Here are some tactics or tips that are useful for CSMs who want to make the transition to management from being individual contributors.

Management is bi-directional

Let’s imagine you’re the manager in this scenario. In many ways, the people who report to you will be managing you. Their communication and interactions with you will set the precedence of what’s to come, what you can expect out of them as individual contributors.

As a team member or an IC, if you aren’t taking the time to ‘manage up’ towards your manager, then you're missing a huge opportunity to actually understand how to progress your career. From a management perspective, it’s critical to ensure that you are implementing two types of meetings; your one-to-one meetings and quarterly reviews.

Tactical one-to-one meetings

Your one-to-one meetings (1:1s) with your team members should be both tactical and strategic. Now, sometimes that might necessitate generating a separate meeting to strategize, but if you can encompass both of those aspects in every meeting, then you'll have a better opportunity for coaching and mentoring.

Whether your 1:1s are scheduled weekly or bi-weekly, an effort should be made to ask your team members:

  • What’s going on?
  • How can I help you?
  • What do you need assistance with?
  • Can somebody in the wider organization help you with this?

Gaining their insight with these three questions will aid your success as a manager:

  • How are you doing?
  • How am I doing as a manager?
  • How do you think the broader team's doing?

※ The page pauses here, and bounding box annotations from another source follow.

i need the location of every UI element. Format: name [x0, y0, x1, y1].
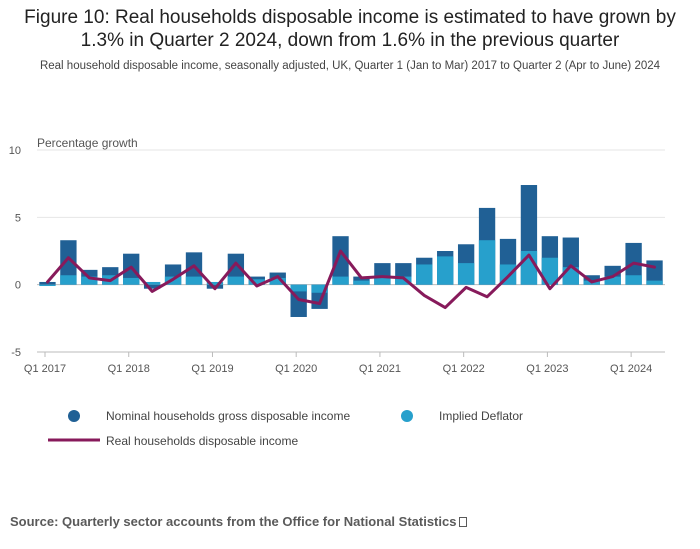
implied-deflator-bar: [374, 277, 391, 285]
external-link-icon[interactable]: [459, 517, 468, 527]
nominal-income-bar: [332, 236, 349, 285]
y-tick-label: 0: [15, 280, 21, 292]
real-income-line: [45, 249, 657, 310]
x-tick-label: Q1 2019: [191, 363, 233, 375]
chart-subtitle: Real household disposable income, season…: [39, 60, 661, 72]
nominal-income-bar: [583, 275, 600, 285]
implied-deflator-bar: [457, 263, 475, 285]
legend-label-real: Real households disposable income: [106, 434, 298, 448]
chart-svg: 10 5 0 -5 Percentage growth Q1 2017 Q1 2018 Q1 …: [9, 136, 665, 448]
chart-title: Figure 10: Real households disposable in…: [24, 7, 676, 51]
nominal-income-bar: [143, 284, 161, 289]
legend-swatch-nominal: [68, 410, 80, 422]
source-note: Source: Quarterly sector accounts from t…: [10, 514, 468, 529]
legend-label-deflator: Implied Deflator: [439, 409, 523, 423]
x-tick-label: Q1 2024: [610, 363, 652, 375]
implied-deflator-bar: [478, 240, 496, 285]
legend-label-nominal: Nominal households gross disposable inco…: [106, 409, 350, 423]
x-tick-label: Q1 2018: [108, 363, 150, 375]
implied-deflator-bar: [290, 284, 307, 292]
implied-deflator-bar: [248, 279, 265, 285]
y-tick-label: 5: [15, 212, 21, 224]
implied-deflator-bar: [185, 276, 203, 285]
implied-deflator-bar: [395, 276, 412, 285]
implied-deflator-bar: [60, 275, 77, 285]
nominal-income-bar: [353, 276, 370, 285]
implied-deflator-bar: [269, 277, 286, 285]
implied-deflator-bar: [143, 281, 161, 285]
legend-swatch-deflator: [401, 410, 413, 422]
implied-deflator-bar: [541, 257, 559, 285]
implied-deflator-bar: [311, 284, 328, 293]
x-tick-label: Q1 2021: [359, 363, 401, 375]
source-text: Source: Quarterly sector accounts from t…: [10, 514, 457, 529]
x-tick-label: Q1 2022: [443, 363, 485, 375]
implied-deflator-bar: [206, 281, 224, 285]
x-tick-label: Q1 2023: [526, 363, 568, 375]
x-tick-label: Q1 2017: [24, 363, 66, 375]
implied-deflator-bar: [646, 280, 663, 285]
nominal-income-bar: [60, 240, 77, 285]
y-tick-label: -5: [11, 347, 21, 359]
y-axis-label: Percentage growth: [37, 136, 138, 150]
implied-deflator-bar: [625, 275, 642, 285]
implied-deflator-bar: [123, 277, 140, 285]
y-tick-label: 10: [9, 145, 21, 157]
implied-deflator-bar: [227, 276, 245, 285]
implied-deflator-bar: [81, 276, 98, 285]
x-tick-label: Q1 2020: [275, 363, 317, 375]
implied-deflator-bar: [332, 276, 349, 285]
implied-deflator-bar: [437, 256, 454, 285]
implied-deflator-bar: [604, 276, 621, 285]
implied-deflator-bar: [353, 280, 370, 285]
implied-deflator-bar: [416, 264, 433, 285]
implied-deflator-bar: [39, 284, 56, 287]
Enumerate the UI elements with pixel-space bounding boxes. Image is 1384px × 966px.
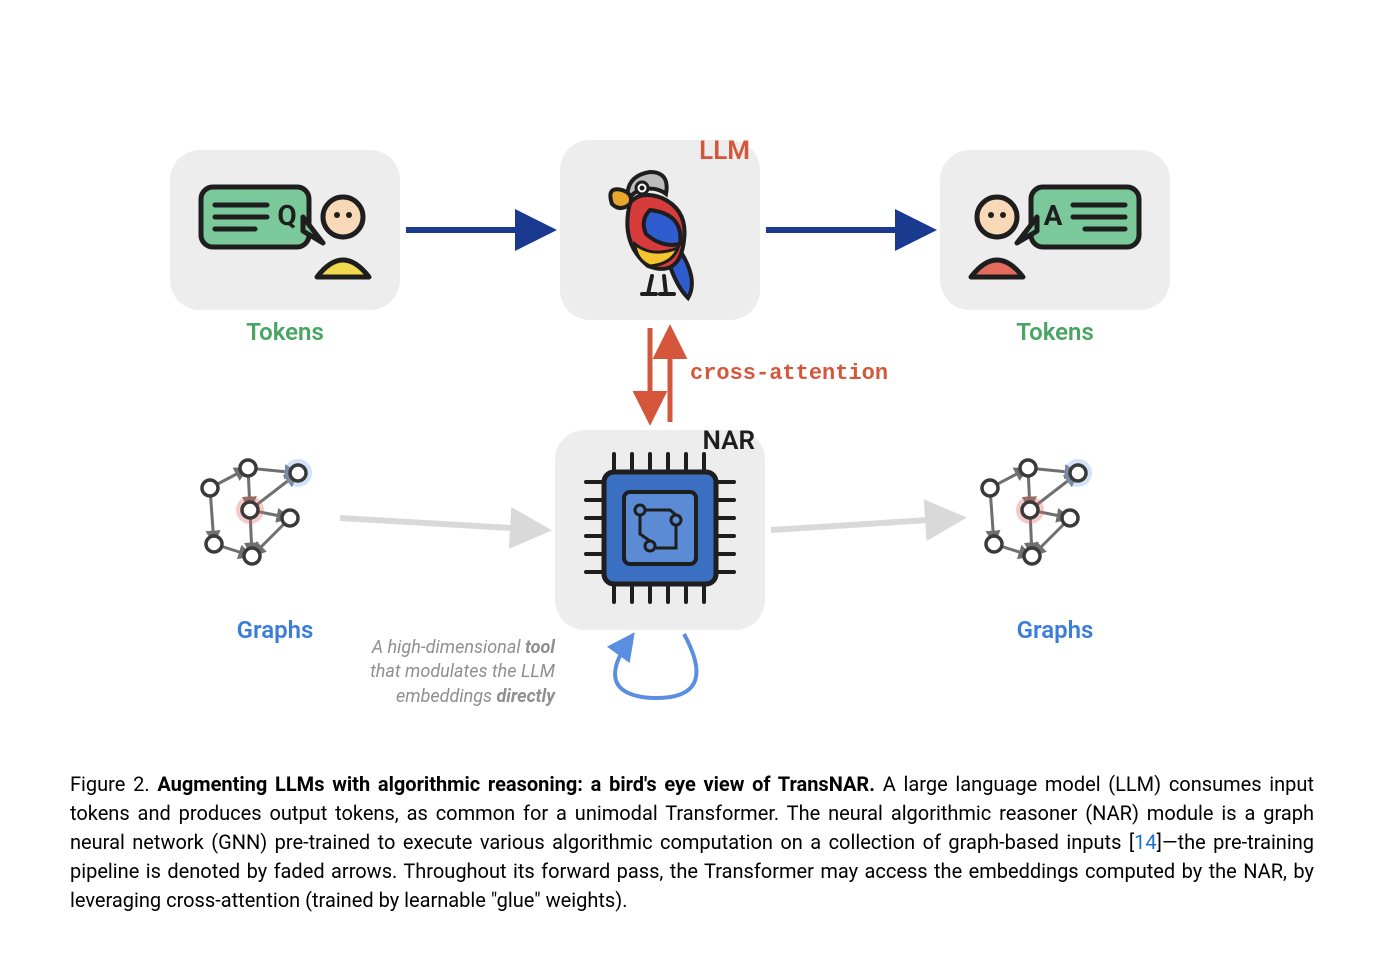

These questions supply an opportunity for an open dialogue around any pain points and allow you to raise a solution.

Strategical, long-term performance reviews

In addition to 1:1s, there should be more in-depth, secondary meetings between line manager and team members, but kept to once a quarter, or every few months. Unfortunately, there isn’t a one-size-fits-all approach to management, or scheduling meetings (if only!) because it ultimately depends on how your business runs and the nature of your workload.

It’s important for team leaders to remember that they don’t own their CSMs’ career success. As individual contributors, CSMs hold that power and should be the ones to drive that meeting. By nature, these types of meetings take a little longer than regular 1:1s or quick catch-ups; they’re designed so you can take a step back from the tactical elements of business and ask larger questions surrounding career satisfaction and progression.

And that meeting is a little bit longer. It's taking a step back away from the tactical day-to-day things, and ask:

  • Where are you going in the next six months?
  • Where are you going in the next year? Are the goals that we set up last year still the same ones that you have this year?
  • What are your ambitions?
  • What are your career goals?
  • What are you trying to accomplish? Is it still in customer success?

In certain scenarios, you may have team members considering other opportunities within the organization, or at an entirely different company. No one wants to lose team members, but it boils down to one thing: they're not yours to lose. And as a manager, you should help facilitate their success.

A manager’s job is to help expedite their growth into other departments or into other companies, in some cases.

Now, not all managers are perfect. Let’s say you’re an IC and unfortunately your manager isn’t doing this; it’s up to you to take it upon yourself and actualize those meetings. Ask for some time where you can talk through career objectives and goals, and come prepared.

To wrap up...

Transitioning from an IC role to a leadership position isn’t always plain sailing – there’s a variety of different skills involved compared to individual contributions. If you’re planning to make the jump, there’s one nugget of wisdom you should start thinking about: how will I create an environment that encourages people’s career progression, whether they’re rising within your existing ranks, or moving on. That’s something to consider.